While the world is already suffering the impacts of climate change and those will worsen with even 1.5C of warming, the report is clear that further temperature increases will have an even greater impact in many areas.
Sea levels would rise by around 28-55cm (11-22 inches) by 2100 in a very low emissions scenario, but by significantly more if emissions stayed high.
Higher emissions would increase the number of coastal areas that would see once-in-a-century coastal flooding and storm surge events happen every year.
Natural carbon sinks such as oceans or forests would be less effective at absorbing greenhouse gases, and offsetting climate change, at higher pollution levels, the report said.
Every additional 0.5C temperature rise leads to clear increases in the intensity of heatwaves, rainstorms and flooding, and droughts in some regions.

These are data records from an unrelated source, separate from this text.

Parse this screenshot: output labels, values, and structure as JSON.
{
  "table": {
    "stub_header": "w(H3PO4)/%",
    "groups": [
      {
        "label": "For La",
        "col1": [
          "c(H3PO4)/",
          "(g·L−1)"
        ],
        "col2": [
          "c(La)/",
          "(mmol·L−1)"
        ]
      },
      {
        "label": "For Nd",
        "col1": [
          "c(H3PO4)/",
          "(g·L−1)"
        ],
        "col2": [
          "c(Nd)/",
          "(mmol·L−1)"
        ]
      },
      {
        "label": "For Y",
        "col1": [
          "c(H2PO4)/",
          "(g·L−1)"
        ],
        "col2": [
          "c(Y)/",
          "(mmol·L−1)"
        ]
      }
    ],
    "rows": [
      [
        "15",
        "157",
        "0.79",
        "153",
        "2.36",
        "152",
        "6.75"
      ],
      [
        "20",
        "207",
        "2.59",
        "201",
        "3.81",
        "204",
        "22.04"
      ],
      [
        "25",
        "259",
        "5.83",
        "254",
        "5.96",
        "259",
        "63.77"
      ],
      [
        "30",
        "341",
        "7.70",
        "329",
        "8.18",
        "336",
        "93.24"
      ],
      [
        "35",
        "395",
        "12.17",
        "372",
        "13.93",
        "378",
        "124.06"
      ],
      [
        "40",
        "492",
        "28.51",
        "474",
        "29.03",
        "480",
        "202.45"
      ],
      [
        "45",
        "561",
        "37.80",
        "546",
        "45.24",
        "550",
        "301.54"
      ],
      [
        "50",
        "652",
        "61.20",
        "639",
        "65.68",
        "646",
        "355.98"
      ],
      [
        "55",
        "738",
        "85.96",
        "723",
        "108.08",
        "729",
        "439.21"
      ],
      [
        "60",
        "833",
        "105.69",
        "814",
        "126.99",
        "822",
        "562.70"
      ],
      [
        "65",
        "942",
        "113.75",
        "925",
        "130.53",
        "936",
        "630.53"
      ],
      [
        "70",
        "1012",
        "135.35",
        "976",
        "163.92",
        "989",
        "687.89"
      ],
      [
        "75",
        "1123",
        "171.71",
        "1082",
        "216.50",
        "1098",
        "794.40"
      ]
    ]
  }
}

Professor Ed Hawkins, one of the lead authors of the report from the University of Reading, said a new key aspect of the study was that it showed every bit of warming mattered.
“The 1.5C or 2C goals from the political process, they’re not cliff edges, we don’t fall off a cliff if we go over those thresholds, every bit of warming matters.
“The consequences get worse and worse and worse as we get warmer and warmer and warmer, so every tonne of CO2 (carbon dioxide) matters, and every bit of warming matters,” he said.
Professor Corinne le Quere, a report author from the University of East Anglia, said: “The message could not be clearer, as long as we continue to emit CO2 the climate will continue to warm and the weather extremes – which we now see with our own eyes – will continue to intensify.
“Thankfully we know what to do: stop emitting CO2,” she said.